En el primero se trata de la decisión de David de construir una casa (bayit) al Señor. “Cuando el rey se asentó en su casa y el Señor le hubo dado reposo de todos sus enemigos de alrededor”, recita el texto, “dijo al profeta Natán: Mira, yo habito en una casa de cedro, mientras el Arca de Dios habita en una tienda. Natán dijo al rey: Ve y haz lo que desea tu corazón, pues el Señor está contigo” (1-3). Como se puede ver el profeta está de acuerdo con David, pero no es esto lo que quiere el Señor.

De hecho – y estamos ya en el segundo pasaje - aquella misma noche el Señor habló a Natán dándole esta orden: “Ve y habla a mi siervo David: Así dice el Señor: ¿Tú me vas a construir una casa (bayit) para morada mía? […]” (4-11).

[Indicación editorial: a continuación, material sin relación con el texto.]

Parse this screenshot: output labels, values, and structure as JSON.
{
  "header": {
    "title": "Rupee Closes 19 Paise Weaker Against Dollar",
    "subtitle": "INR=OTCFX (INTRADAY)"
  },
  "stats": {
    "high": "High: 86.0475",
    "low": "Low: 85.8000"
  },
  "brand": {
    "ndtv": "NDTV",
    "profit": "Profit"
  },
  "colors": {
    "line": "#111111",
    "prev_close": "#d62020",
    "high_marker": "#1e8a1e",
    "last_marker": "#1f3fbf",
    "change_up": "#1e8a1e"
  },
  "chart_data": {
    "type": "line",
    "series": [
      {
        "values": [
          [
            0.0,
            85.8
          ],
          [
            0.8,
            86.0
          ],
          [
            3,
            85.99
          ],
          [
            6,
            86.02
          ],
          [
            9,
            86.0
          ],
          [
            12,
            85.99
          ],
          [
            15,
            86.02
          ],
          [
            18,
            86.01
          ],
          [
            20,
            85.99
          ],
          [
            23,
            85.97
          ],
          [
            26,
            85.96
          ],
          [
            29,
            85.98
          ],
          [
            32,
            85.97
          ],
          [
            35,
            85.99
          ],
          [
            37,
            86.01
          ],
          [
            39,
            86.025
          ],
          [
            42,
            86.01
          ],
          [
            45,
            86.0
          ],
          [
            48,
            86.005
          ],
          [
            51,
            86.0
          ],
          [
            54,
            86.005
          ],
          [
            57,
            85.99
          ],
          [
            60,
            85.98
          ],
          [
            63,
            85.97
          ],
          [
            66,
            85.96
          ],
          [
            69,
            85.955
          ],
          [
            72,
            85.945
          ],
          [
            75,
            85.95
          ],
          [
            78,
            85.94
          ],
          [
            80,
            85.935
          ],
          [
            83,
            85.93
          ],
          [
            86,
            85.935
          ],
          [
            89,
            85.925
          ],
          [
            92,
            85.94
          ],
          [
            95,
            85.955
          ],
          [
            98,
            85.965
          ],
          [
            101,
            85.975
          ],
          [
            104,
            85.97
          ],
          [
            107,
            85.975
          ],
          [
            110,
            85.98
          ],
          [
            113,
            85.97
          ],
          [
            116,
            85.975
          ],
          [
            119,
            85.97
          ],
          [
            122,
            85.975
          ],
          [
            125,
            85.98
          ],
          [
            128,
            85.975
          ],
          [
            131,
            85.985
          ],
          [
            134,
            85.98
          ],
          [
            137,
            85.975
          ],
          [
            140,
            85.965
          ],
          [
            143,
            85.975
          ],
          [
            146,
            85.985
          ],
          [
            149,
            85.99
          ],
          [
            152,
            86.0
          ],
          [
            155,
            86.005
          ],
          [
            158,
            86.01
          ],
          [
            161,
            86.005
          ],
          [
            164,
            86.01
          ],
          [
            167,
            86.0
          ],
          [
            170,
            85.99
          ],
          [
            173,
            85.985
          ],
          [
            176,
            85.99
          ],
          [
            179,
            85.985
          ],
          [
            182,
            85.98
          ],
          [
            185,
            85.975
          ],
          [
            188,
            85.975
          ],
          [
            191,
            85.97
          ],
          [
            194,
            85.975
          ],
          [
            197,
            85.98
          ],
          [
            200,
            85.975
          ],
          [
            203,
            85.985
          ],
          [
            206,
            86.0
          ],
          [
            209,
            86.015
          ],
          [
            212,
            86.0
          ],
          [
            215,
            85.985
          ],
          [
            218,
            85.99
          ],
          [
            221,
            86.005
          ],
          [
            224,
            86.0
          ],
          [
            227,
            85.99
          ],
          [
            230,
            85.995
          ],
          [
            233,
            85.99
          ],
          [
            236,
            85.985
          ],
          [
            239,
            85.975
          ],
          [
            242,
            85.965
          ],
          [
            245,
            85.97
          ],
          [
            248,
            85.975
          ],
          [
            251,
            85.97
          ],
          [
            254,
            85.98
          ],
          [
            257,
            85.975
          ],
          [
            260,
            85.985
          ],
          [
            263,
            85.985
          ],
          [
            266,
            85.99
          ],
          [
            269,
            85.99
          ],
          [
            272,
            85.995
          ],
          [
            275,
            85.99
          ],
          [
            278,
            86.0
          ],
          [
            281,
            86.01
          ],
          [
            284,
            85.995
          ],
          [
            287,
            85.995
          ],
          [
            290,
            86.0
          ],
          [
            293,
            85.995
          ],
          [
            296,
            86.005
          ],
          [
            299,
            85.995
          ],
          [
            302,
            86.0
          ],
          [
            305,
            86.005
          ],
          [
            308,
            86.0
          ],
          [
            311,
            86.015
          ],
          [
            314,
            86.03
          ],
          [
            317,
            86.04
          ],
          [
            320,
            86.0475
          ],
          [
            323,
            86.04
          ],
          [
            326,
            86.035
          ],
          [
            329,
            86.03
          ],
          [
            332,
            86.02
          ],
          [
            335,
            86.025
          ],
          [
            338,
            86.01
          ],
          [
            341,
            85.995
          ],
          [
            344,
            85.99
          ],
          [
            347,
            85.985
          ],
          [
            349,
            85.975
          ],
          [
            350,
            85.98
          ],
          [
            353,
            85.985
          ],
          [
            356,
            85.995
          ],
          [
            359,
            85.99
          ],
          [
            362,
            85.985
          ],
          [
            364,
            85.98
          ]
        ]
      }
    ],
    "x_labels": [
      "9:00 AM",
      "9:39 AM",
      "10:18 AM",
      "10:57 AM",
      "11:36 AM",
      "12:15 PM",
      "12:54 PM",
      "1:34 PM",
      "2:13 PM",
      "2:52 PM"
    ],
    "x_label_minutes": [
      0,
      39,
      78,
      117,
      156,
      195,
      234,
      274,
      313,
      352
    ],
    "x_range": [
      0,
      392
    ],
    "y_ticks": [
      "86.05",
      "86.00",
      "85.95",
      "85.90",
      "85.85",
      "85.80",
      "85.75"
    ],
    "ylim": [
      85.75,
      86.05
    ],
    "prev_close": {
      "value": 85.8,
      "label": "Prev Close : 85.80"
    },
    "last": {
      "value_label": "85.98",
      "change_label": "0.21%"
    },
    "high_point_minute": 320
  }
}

En la práctica, el Señor no solo no quiere que David le construya una casa (o sea, ningún templo), sino que quiere edificarle Él (Yhwh) una casa al rey (o sea, asegurarle una descendencia para siempre).

Resulta claro lo que el mismo Señor declara en el tercer pasaje con estas palabras que no dejan lugar a ningún equívoco: “Pues bien, el Señor te anuncia que te va a edificar una casa (bayit). En efecto, cuando se cumplan tus días y reposes con tus padres, yo suscitaré descendencia (bayit) tuya después de ti. Al que salga de tus entrañas le afirmaré su reino. […] Yo seré para él un padre y él será para mí un hijo. […] Tu casa y tu reino se mantendrán siempre firmes ante mí, tu trono durará para siempre” (vv. 12-16).

Es, pues, haciendo alusión a esta profecía que el ángel Gabriel comunica a María que su niño será grande y será rey de la dinastía de David y que su reino no tendrá nunca fin. Un hijo, añade el ángel, que será llamado hijo del Altísimo. Una dignidad, ésta, que María tendrá que descubrir, sin embargo, a través de las humillaciones que sufrirá Jesús a lo largo de su ministerio y, sobre todo, cuando sea condenado a muerte como un malhechor. Seguirá a su Hijo por el mismo camino hasta el Calvario, como la primera y la más fiel entre todos los discípulos.

El cómo de su fiel seguimiento, nos lo explica muy bien el evangelista Lucas, anotando que, mientras muchos exaltaban a su Hijo y otros lo despreciaban, "María, por su parte, conservaba todas estas cosas [todo lo que pasaba], meditándolas en su corazón” (Lc 2,19).